After Montefiore’s death, the neighbourhood constructed adjacent to Mishkanaot Sha’ananim became known as Yemin Moshe, ‘The Right Hand of Moses.’ It included both a Sephardic and Ashkenazi synagogue as the Montefiores always had respect for both communities. Lady Judith Montefiore herself was of Ashkenazi heritage, while Sir Moses was of course a Sephardi Jew.
Indeed, in the Old City itself, Montefiore assisted in the rebuilding of the main Ashkenazi synagogue by securing the permission of Egyptian ruler Mohammad Ali in 1855. Originally built by the students of Yehuda HeHasid in the early 18th century, the synagogue was destroyed shortly afterwards in 1721. The reconstruction, finished in 1865, was itself destroyed in 1948 when the fledgling Jewish State lost control of historic Jerusalem. It was known as the Hurva (destroyed) Synagogue before it was finally rebuilt again in 2010.

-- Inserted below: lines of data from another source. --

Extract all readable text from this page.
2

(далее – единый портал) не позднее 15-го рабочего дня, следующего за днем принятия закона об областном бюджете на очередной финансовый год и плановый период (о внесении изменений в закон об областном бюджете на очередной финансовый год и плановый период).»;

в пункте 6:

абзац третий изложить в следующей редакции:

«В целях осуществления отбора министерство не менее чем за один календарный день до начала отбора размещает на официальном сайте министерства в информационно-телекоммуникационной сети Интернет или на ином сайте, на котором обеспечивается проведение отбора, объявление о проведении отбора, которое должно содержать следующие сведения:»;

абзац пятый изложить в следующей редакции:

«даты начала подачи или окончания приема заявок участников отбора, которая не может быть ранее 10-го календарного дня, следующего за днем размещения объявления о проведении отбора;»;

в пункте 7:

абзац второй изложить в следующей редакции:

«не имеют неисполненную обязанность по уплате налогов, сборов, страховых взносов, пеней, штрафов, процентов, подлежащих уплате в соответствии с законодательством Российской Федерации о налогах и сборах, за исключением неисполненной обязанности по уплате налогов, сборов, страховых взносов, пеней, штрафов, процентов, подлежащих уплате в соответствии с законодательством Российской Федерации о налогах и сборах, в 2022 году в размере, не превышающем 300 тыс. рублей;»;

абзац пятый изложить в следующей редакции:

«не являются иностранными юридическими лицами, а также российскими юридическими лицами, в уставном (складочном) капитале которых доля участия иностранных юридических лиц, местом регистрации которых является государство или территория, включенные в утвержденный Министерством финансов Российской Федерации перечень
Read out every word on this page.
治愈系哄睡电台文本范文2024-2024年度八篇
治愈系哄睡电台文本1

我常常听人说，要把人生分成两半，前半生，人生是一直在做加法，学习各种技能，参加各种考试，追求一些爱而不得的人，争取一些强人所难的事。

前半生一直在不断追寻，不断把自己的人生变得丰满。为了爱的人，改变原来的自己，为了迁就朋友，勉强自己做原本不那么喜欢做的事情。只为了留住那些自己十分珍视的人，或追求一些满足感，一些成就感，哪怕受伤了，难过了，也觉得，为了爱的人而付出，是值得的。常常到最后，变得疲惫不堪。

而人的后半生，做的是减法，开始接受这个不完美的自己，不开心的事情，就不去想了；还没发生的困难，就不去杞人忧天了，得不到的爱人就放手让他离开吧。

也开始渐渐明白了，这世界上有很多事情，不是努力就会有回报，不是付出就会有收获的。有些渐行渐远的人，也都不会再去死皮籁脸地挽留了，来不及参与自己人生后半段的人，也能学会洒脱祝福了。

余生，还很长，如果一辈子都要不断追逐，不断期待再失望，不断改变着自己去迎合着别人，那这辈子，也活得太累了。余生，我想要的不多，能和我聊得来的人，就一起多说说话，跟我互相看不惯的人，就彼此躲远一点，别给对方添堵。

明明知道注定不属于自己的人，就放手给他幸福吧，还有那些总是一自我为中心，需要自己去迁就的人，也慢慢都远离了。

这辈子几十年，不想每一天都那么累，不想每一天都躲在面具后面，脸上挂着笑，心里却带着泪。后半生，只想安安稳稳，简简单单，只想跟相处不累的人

In 1875 Sir Moses retired from the British Board of Deputies, an organisation which he had headed for decades. At his urging, they took up a collection in his name (the “Sir Moses Montefiore Testimonial Committee”) to continue his building work in Jerusalem. This resulted in the establishment of two new neighbourhoods named in his honour in 1882, Ohel Moshe (‘Tent of Moses’) for Sephardim and Mazkeret Moshe (‘Memorial to Moses’) for Ashkenazim. They are now part of the trendy Jerusalem neighbourhood Nahlaot. An evocative photography installation situated around the Ohel Moshe neighbourhood displays wonderful images of early Sephardic life in the area.
Mishkanot Sha’ananim is now administered by The Jerusalem Foundation. It has become a cultural and learning centre for scholars and students, with spaces for lectures and seminars, and temporary housing for academics researching in Israel. It is home to the Montefiore and Touro restaurants, and its display cabinets showcase some interesting artefacts related to Sir Moses and his trusted aide Dr. Louis Lowe.
Another highlight of a visit to this area is seeing Montefiore’s carriage which he used when travelling through Israel. Sadly, the original was destroyed in a fire in 1986 but a 1990 replica now stands in its place.
It was there that I met a group of students from Ashdod who were visiting the site on a school trip. I shared with them that I am the rabbi of Montefiore’s synagogue in London, and that even until this day his seat is cordoned off as a sign of respect for all he did for the Jewish people. They then began to sing Montefiore’s song for me!
I was pleased to see how nearly 150 years after Sir Moses finally followed the angel to heaven, that the memory of his contributions to the Jewish state lives on.